您的代码不正确,因为 UTF-8 字符串每个字符的字节数是可变的。“A”存储为一个字节。只是一个 ASCII 字节码。另一方面,“ü”将存储为两个字节。并且因为您当时使用的是 PWideChar,该函数始终需要每个字符两个字节。

There is another difference. In older Delphi versions (ANSI) Utf8String was just an AnsiString. In Unicode versions of Delphi Utf8String is a string with a UTF-8 code page behind it. So it behaves differently.

还有一个区别。在旧的 Delphi 版本 (ANSI) 中,Utf8String 只是一个 AnsiString。在 Delphi 的 Unicode 版本中, Utf8String 是一个带有 UTF-8 代码页的字符串。所以它的行为不同。

The old code would still work correctly:

旧代码仍然可以正常工作:

var
  UnicodeStr: WideString;
  UTF8Str: WideString;
begin
  UnicodeStr:='some unicode text';
  UTF8Str:=UTF8Encode(UnicodeStr);
  Windows.SomeFunction(PWideChar(UTF8Str), ...)
end;

It would act the same as it did in Delphi 2007. So maybe you have a problem elsewhere.

它的行为与在 Delphi 2007 中的行为相同。
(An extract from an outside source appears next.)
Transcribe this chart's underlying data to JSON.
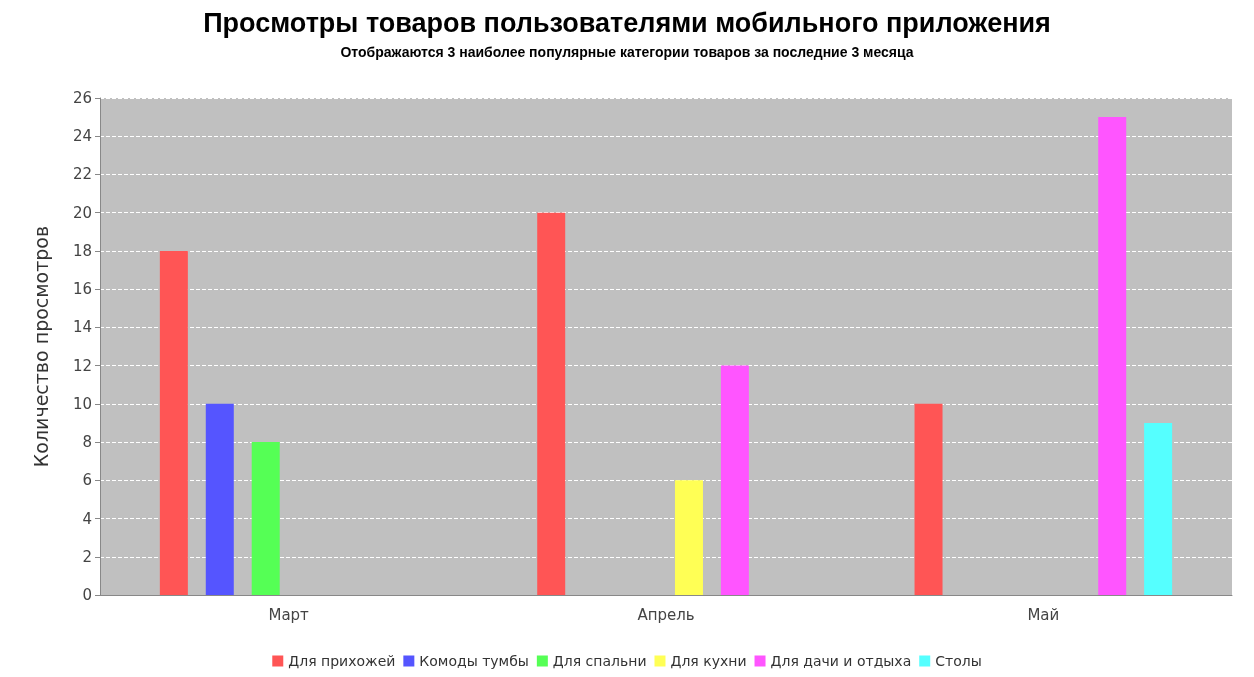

所以也许您在其他地方遇到了问题。

Mick you are correct. The compiler does some extra work behind the scenes. So in order to avoid this you can do something like this:

米克你是对的。编译器在幕后做了一些额外的工作。因此,为了避免这种情况,您可以执行以下操作:

var
  UTF8Str: AnsiString;
  UnicodeStr: WideString;
  TempString: RawByteString;
  ResultString: WideString;
begin
  UnicodeStr := 'some unicode text';
  TempString := UTF8Encode(UnicodeStr);
  SetLength(UTF8Str, Length(TempString));
  Move(TempString[1], UTF8Str[1], Length(UTF8Str));
  ResultString := UTF8Str;
end;

I checked, and it works just the same. Because I move bytes directly in memory there is no codepage conversion done in the background. I am sure it can be done with greater eleganece, but the point is that I see this as the way for what you want to achieve.
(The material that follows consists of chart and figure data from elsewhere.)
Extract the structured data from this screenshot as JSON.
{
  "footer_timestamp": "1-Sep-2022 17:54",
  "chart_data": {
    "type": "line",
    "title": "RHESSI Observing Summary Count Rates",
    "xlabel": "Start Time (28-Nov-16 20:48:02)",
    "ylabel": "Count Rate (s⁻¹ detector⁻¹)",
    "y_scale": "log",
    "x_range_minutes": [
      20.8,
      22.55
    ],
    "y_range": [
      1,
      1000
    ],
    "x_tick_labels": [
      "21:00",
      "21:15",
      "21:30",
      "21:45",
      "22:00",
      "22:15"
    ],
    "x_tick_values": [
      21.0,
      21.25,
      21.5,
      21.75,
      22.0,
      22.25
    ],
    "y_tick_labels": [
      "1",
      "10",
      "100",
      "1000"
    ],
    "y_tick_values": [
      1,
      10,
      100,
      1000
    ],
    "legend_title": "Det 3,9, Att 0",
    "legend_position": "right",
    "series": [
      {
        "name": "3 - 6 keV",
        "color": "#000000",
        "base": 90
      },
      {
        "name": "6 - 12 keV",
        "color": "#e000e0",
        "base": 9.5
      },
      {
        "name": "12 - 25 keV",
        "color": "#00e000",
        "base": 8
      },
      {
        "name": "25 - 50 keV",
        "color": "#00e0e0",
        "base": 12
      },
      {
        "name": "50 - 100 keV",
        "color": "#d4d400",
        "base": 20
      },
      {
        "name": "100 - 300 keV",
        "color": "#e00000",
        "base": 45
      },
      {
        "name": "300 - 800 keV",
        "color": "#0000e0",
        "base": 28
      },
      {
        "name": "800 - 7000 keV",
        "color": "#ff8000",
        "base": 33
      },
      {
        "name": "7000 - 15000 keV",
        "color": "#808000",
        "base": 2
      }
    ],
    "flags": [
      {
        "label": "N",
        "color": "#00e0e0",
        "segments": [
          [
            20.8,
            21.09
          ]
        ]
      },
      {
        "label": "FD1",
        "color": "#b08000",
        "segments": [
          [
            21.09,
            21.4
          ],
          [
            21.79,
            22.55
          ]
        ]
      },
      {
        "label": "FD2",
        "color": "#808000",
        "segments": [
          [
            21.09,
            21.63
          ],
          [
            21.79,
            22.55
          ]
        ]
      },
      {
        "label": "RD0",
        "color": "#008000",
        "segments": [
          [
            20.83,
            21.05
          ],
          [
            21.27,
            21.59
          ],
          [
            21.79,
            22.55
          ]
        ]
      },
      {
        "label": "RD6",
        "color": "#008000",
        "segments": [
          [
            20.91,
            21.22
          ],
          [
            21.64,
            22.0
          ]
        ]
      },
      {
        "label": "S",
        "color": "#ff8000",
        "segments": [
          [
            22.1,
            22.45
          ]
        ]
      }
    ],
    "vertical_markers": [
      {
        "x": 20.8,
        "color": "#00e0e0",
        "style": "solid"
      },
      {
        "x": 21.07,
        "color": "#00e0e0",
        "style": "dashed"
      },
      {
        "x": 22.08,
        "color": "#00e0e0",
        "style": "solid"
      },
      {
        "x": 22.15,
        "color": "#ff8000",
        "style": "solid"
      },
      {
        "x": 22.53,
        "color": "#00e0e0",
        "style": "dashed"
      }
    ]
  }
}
我查过,它的工作原理是一样的。因为我直接在内存中移动字节,所以没有在后台完成代码页转换。我相信它可以通过更优雅的方式完成,但关键是我认为这是实现您想要实现的目标的方式。

回答by The_Fox

Which Windows API call wants you to pass a UTF-8 string? It is either an ANSI string or a Widestring (A or W functions). Widestrings have two bytes per character, and UTF-8 strings have one (or more if you beyond the first 128 ASCII characters).

哪个 Windows API 调用希望您传递 UTF-8 字符串?它是 ANSI 字符串或宽字符串(A 或 W 函数)。宽字符串每个字符有两个字节,UTF-8 字符串有一个(如果超过前 128 个 ASCII 字符,则有更多)。
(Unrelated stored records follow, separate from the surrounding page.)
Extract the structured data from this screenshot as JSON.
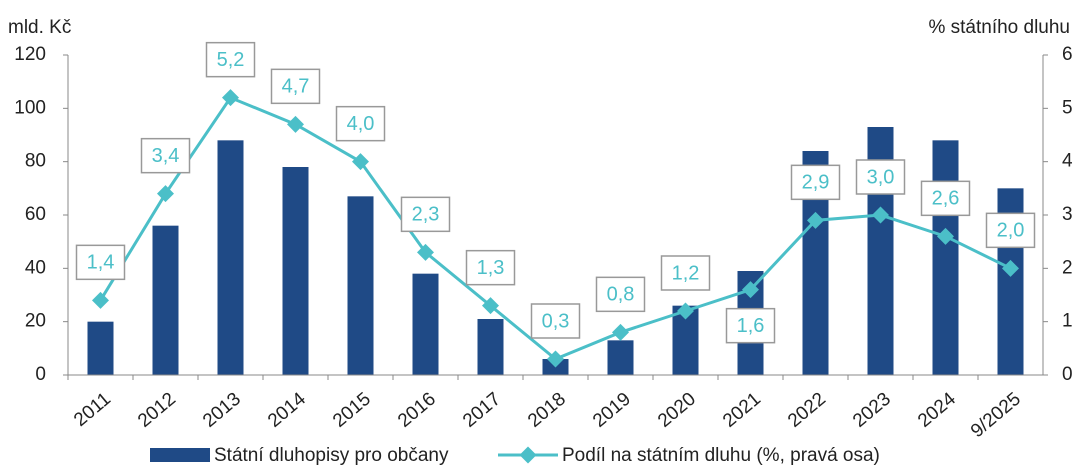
{
  "chart_data": {
    "type": "bar-line",
    "y_label": "mld. Kč",
    "y2_label": "% státního dluhu",
    "categories": [
      "2011",
      "2012",
      "2013",
      "2014",
      "2015",
      "2016",
      "2017",
      "2018",
      "2019",
      "2020",
      "2021",
      "2022",
      "2023",
      "2024",
      "9/2025"
    ],
    "series": [
      {
        "name": "Státní dluhopisy pro občany",
        "type": "bar",
        "color": "#1f4a86",
        "values": [
          20,
          56,
          88,
          78,
          67,
          38,
          21,
          6,
          13,
          26,
          39,
          84,
          93,
          88,
          70
        ]
      },
      {
        "name": "Podíl na státním dluhu (%, pravá osa)",
        "type": "line",
        "axis": "y2",
        "color": "#4bbfc8",
        "values": [
          1.4,
          3.4,
          5.2,
          4.7,
          4.0,
          2.3,
          1.3,
          0.3,
          0.8,
          1.2,
          1.6,
          2.9,
          3.0,
          2.6,
          2.0
        ],
        "value_labels": [
          "1,4",
          "3,4",
          "5,2",
          "4,7",
          "4,0",
          "2,3",
          "1,3",
          "0,3",
          "0,8",
          "1,2",
          "1,6",
          "2,9",
          "3,0",
          "2,6",
          "2,0"
        ]
      }
    ],
    "ylim": [
      0,
      120
    ],
    "yticks": [
      0,
      20,
      40,
      60,
      80,
      100,
      120
    ],
    "y2lim": [
      0,
      6
    ],
    "y2ticks": [
      0,
      1,
      2,
      3,
      4,
      5,
      6
    ]
  }
}
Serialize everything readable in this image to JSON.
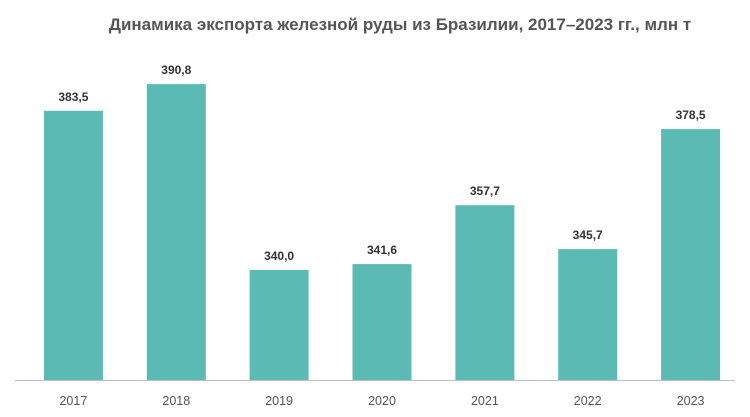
{
  "chart_data": {
    "type": "bar",
    "title": "Динамика экспорта железной руды из Бразилии, 2017–2023  гг., млн т",
    "categories": [
      "2017",
      "2018",
      "2019",
      "2020",
      "2021",
      "2022",
      "2023"
    ],
    "values": [
      383.5,
      390.8,
      340.0,
      341.6,
      357.7,
      345.7,
      378.5
    ],
    "value_labels": [
      "383,5",
      "390,8",
      "340,0",
      "341,6",
      "357,7",
      "345,7",
      "378,5"
    ],
    "xlabel": "",
    "ylabel": "",
    "ylim": [
      300,
      400
    ],
    "grid": false,
    "legend": "none",
    "colors": {
      "bar": "#5bbab3",
      "axis": "#bfbfbf"
    }
  }
}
UTF-8 in an Widestring just doesn't make sense. When there is really a Windows function that wants a pointer to an UTF-8 string, you probably have to cast is to a PAnsiChar.

Widestring 中的 UTF-8 没有意义。当确实有一个 Windows 函数需要指向 UTF-8 字符串的指针时,您可能必须将 is 转换为 PAnsiChar。